Cloud Pricing and Lock-in


Price (that is low price) is one of the aspects of Cloud which is highlighted and seen as a major selling point of Cloud. The fact that infrastructure is managed by someone else and the  infrastructure costs less are the main reasons why many go to the Cloud. Some do realize that as they grow and as their resources are being used all the time, things aren’t as cheap as they thought it would be initially. My friend, Ramesh, who runs StridesIT, told me once, “One startup started working on the cloud and initially they were quite happy with a small bill. As more people joined the startup and the usage of resources increased, they started feeling the pinch. You must do a through cost analysis initially else you may end up paying a lot”

Each Cloud provider has his own cost policy and they provide cost calculators which can be used to get a fair idea of how much you may shell out every month. They also have different cost if you are willing to commit upfront for one year or more. There was an interesting article published recently by Google which through some calculations showed that Google was cheaper when compared to Amazon. You can read the paper here: Understanding Cloud Pricing If you click on the ‘Estimate’ link in the article you will be taken into the cost calculators of Amazon and Google. You will find that you will need to take into consideration multiple aspects like disk usage, network usage and usage of any of their services.

You need also understand the granularity of pricing . For example Amazon bills you per hour for some resources. This means that even if you use for 5mins you will be charged for an hour. The time measured is always between when you started the system and when you stopped it. Assume a case where an instance is up for ten minutes. Then you shutdown. You come up again after some time and run the instance for ten minutes again. You have used 20 mins of the instance but you will be charged for 2 hrs !! Each start and shutdown is charged and you have two start and shutdown. Each of them will be charged a minimum of one hour price !!

An important point to note in this article is about the potential lock-in that occurs if you sign up for a long term deal. This is always something which customers worry about. Will the supplier not exploit us if he has locked us down? I believe there are two sides to this coin and lock-in is not as bad as it seems. There are so many companies which are say EMC shop, or NetApp shop or HP shop etc. It is not as if these companies have burnt their fingers because they decided to go with a single vendor.

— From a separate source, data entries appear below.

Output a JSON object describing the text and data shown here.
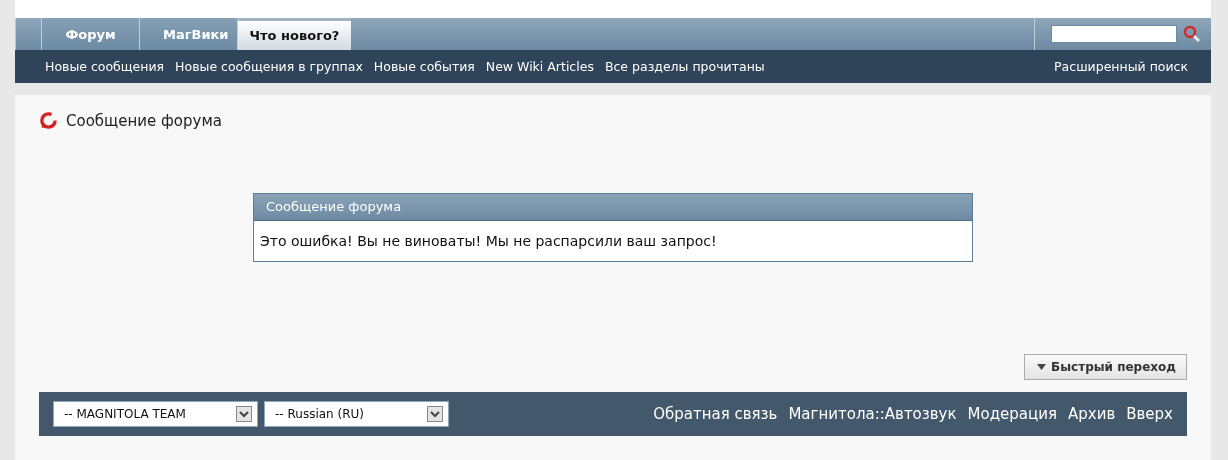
{
  "tabs": [
    {
      "label": "Форум",
      "selected": false
    },
    {
      "label": "МагВики",
      "selected": false
    },
    {
      "label": "Что нового?",
      "selected": true
    }
  ],
  "subnav": {
    "links": [
      "Новые сообщения",
      "Новые сообщения в группах",
      "Новые события",
      "New Wiki Articles",
      "Все разделы прочитаны"
    ],
    "advanced": "Расширенный поиск"
  },
  "page_title": "Сообщение форума",
  "message_box": {
    "title": "Сообщение форума",
    "text": "Это ошибка! Вы не виноваты! Мы не распарсили ваш запрос!"
  },
  "quick_nav": "Быстрый переход",
  "footer": {
    "selects": [
      "-- MAGNITOLA TEAM",
      "-- Russian (RU)"
    ],
    "links": [
      "Обратная связь",
      "Магнитола::Автозвук",
      "Модерация",
      "Архив",
      "Вверх"
    ]
  }
}
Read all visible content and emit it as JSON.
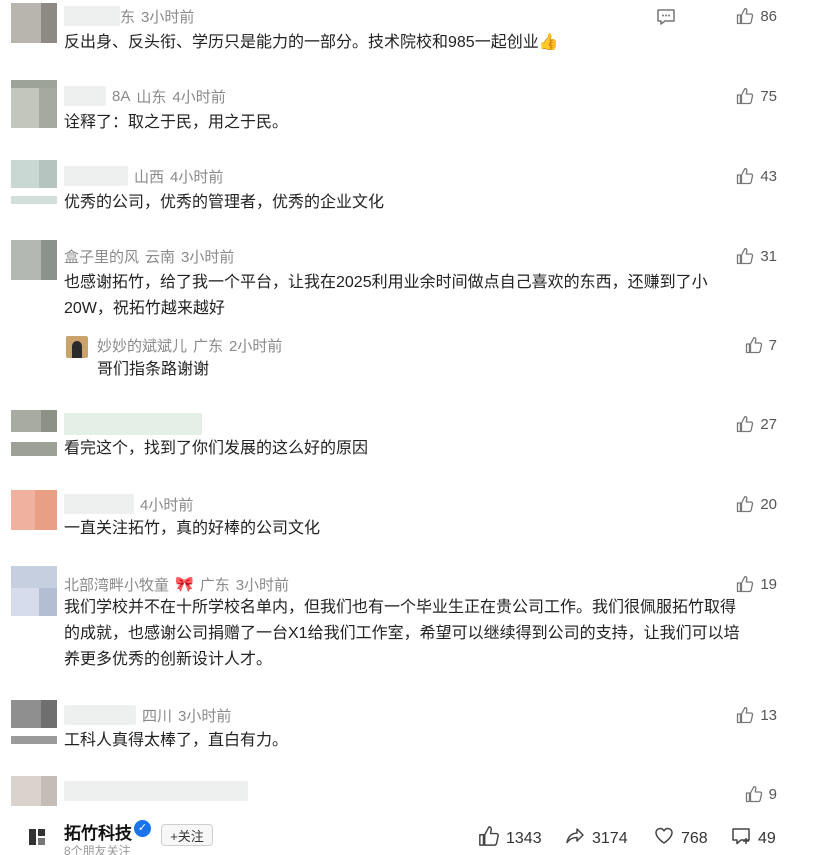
{
  "comments": [
    {
      "name": "东",
      "location": "",
      "time": "3小时前",
      "text": "反出身、反头衔、学历只是能力的一部分。技术院校和985一起创业👍",
      "likes": "86"
    },
    {
      "name": "8A",
      "location": "山东",
      "time": "4小时前",
      "text": "诠释了：取之于民，用之于民。",
      "likes": "75"
    },
    {
      "name": "",
      "location": "山西",
      "time": "4小时前",
      "text": "优秀的公司，优秀的管理者，优秀的企业文化",
      "likes": "43"
    },
    {
      "name": "盒子里的风",
      "location": "云南",
      "time": "3小时前",
      "text_line1": "也感谢拓竹，给了我一个平台，让我在2025利用业余时间做点自己喜欢的东西，还赚到了小",
      "text_line2": "20W，祝拓竹越来越好",
      "likes": "31",
      "reply": {
        "name": "妙妙的斌斌儿",
        "location": "广东",
        "time": "2小时前",
        "text": "哥们指条路谢谢",
        "likes": "7"
      }
    },
    {
      "name": "",
      "location": "",
      "time": "",
      "text": "看完这个，找到了你们发展的这么好的原因",
      "likes": "27"
    },
    {
      "name": "",
      "location": "",
      "time": "4小时前",
      "text": "一直关注拓竹，真的好棒的公司文化",
      "likes": "20"
    },
    {
      "name": "北部湾畔小牧童",
      "badge": "🎀",
      "location": "广东",
      "time": "3小时前",
      "text_line1": "我们学校并不在十所学校名单内，但我们也有一个毕业生正在贵公司工作。我们很佩服拓竹取得",
      "text_line2": "的成就，也感谢公司捐赠了一台X1给我们工作室，希望可以继续得到公司的支持，让我们可以培",
      "text_line3": "养更多优秀的创新设计人才。",
      "likes": "19"
    },
    {
      "name": "",
      "location": "四川",
      "time": "3小时前",
      "text": "工科人真得太棒了，直白有力。",
      "likes": "13"
    },
    {
      "name": "",
      "location": "",
      "time": "",
      "text": "",
      "likes": "9"
    }
  ],
  "footer": {
    "brand": "拓竹科技",
    "follow": "+关注",
    "friends": "8个朋友关注",
    "likes": "1343",
    "shares": "3174",
    "favorites": "768",
    "comments": "49"
  },
  "colors": {
    "accent": "#1a73e8",
    "meta": "#8a8a8a"
  },
  "icons": [
    "reply-icon",
    "thumb-up-icon",
    "share-icon",
    "heart-icon",
    "comment-icon",
    "verified-icon",
    "brand-logo"
  ]
}
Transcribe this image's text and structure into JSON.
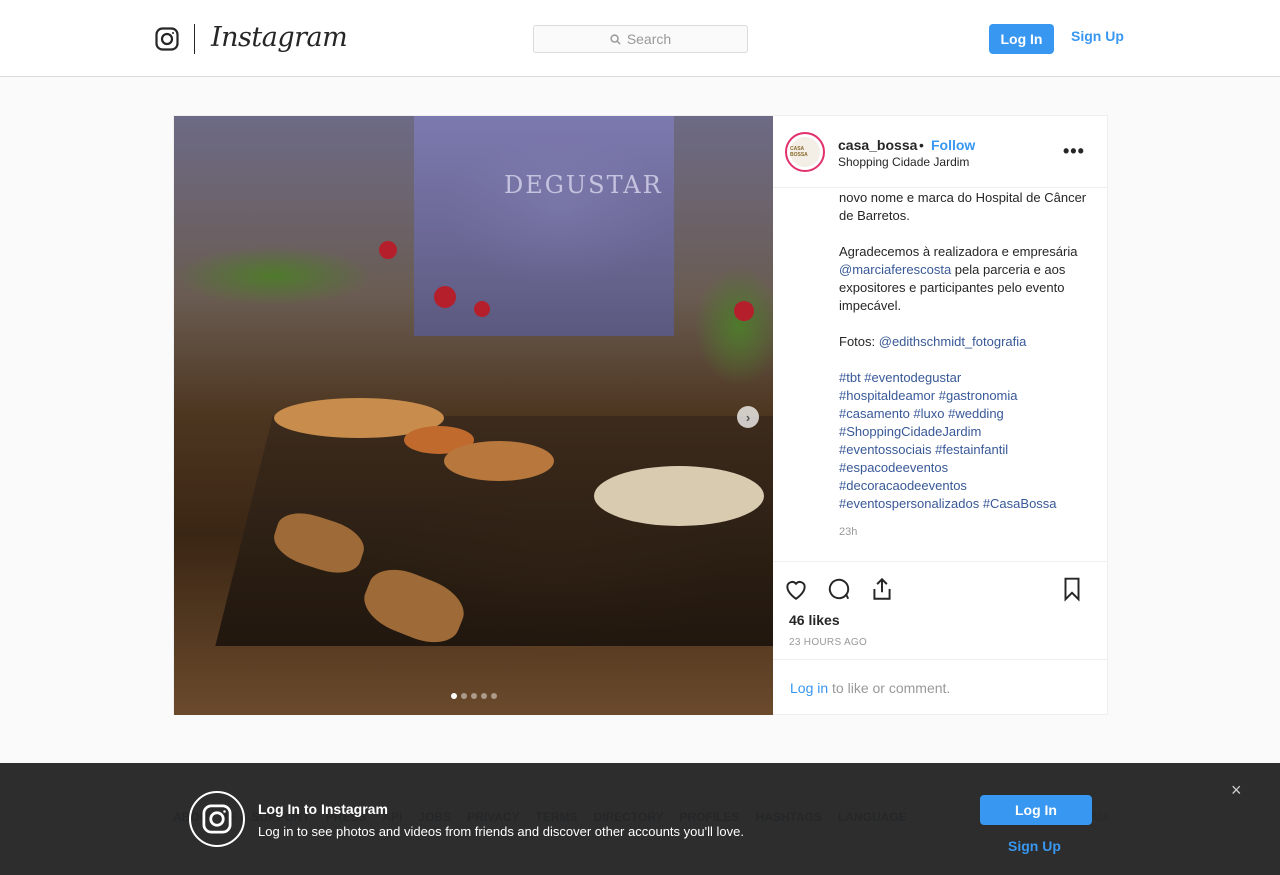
{
  "header": {
    "brand": "Instagram",
    "search_placeholder": "Search",
    "login_label": "Log In",
    "signup_label": "Sign Up"
  },
  "post": {
    "username": "casa_bossa",
    "bullet": "•",
    "follow_label": "Follow",
    "location": "Shopping Cidade Jardim",
    "more_label": "•••",
    "avatar_text": "CASA BOSSA",
    "photo_text": "DEGUSTAR",
    "carousel": {
      "current": 1,
      "total": 5,
      "next_label": "›"
    },
    "caption": {
      "p1": "novo nome e marca do Hospital de Câncer de Barretos.",
      "p2_before": "Agradecemos à realizadora e empresária ",
      "p2_mention": "@marciaferescosta",
      "p2_after": " pela parceria e aos expositores e participantes pelo evento impecável.",
      "p3_label": "Fotos: ",
      "p3_mention": "@edithschmidt_fotografia",
      "hashtags": [
        "#tbt #eventodegustar",
        "#hospitaldeamor #gastronomia",
        "#casamento #luxo #wedding",
        "#ShoppingCidadeJardim",
        "#eventossociais #festainfantil",
        "#espacodeeventos",
        "#decoracaodeeventos",
        "#eventospersonalizados #CasaBossa"
      ],
      "age": "23h"
    },
    "likes": "46 likes",
    "timestamp": "23 HOURS AGO",
    "comment_login": "Log in",
    "comment_rest": " to like or comment."
  },
  "footer": {
    "links": [
      "ABOUT US",
      "SUPPORT",
      "PRESS",
      "API",
      "JOBS",
      "PRIVACY",
      "TERMS",
      "DIRECTORY",
      "PROFILES",
      "HASHTAGS",
      "LANGUAGE"
    ],
    "right_partial": "AM"
  },
  "banner": {
    "title": "Log In to Instagram",
    "subtitle": "Log in to see photos and videos from friends and discover other accounts you'll love.",
    "login_label": "Log In",
    "signup_label": "Sign Up",
    "close_label": "×"
  },
  "colors": {
    "accent": "#3897f0",
    "banner_bg": "#262626",
    "story_ring": "#e1306c"
  }
}
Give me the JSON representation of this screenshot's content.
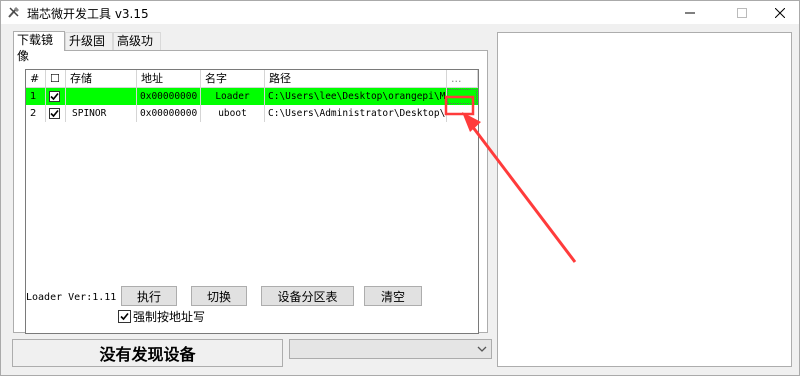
{
  "window": {
    "title": "瑞芯微开发工具 v3.15",
    "icon": "tools-icon",
    "min_icon": "minimize-icon",
    "max_icon": "maximize-icon",
    "close_icon": "close-icon"
  },
  "tabs": [
    {
      "label": "下载镜像",
      "active": true
    },
    {
      "label": "升级固件",
      "active": false
    },
    {
      "label": "高级功能",
      "active": false
    }
  ],
  "table": {
    "headers": {
      "index": "#",
      "check": "☐",
      "storage": "存储",
      "address": "地址",
      "name": "名字",
      "path": "路径",
      "more": "..."
    },
    "rows": [
      {
        "index": "1",
        "checked": true,
        "storage": "",
        "address": "0x00000000",
        "name": "Loader",
        "path": "C:\\Users\\lee\\Desktop\\orangepi\\M...",
        "highlight_color": "#00ff00"
      },
      {
        "index": "2",
        "checked": true,
        "storage": "SPINOR",
        "address": "0x00000000",
        "name": "uboot",
        "path": "C:\\Users\\Administrator\\Desktop\\...",
        "highlight_color": "#ffffff"
      }
    ]
  },
  "loader_version": "Loader Ver:1.11",
  "buttons": {
    "execute": "执行",
    "switch": "切换",
    "partition": "设备分区表",
    "clear": "清空"
  },
  "force_address_write": {
    "label": "强制按地址写",
    "checked": true
  },
  "status": "没有发现设备",
  "device_combo": {
    "value": ""
  },
  "annotation_color": "#ff3b3b"
}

From my experience in my earlier company I can say with a fair degree of confidence that the clients who are big and who are committed to the company do get very good treatment. There are times when even a small escalation from such companies reach the ears of the top most person and the pressure to solve their problem is enormous. Additionally their input is also sought from newer releases. Since a committed customer is always something which every company wants, you can be sure they will do their best to keep the customer happy. So lock in is not as bad provided you have done your background check about the vendor and the future direction they would take. If they are dependable, lock-in need not be a very major factor in your choice.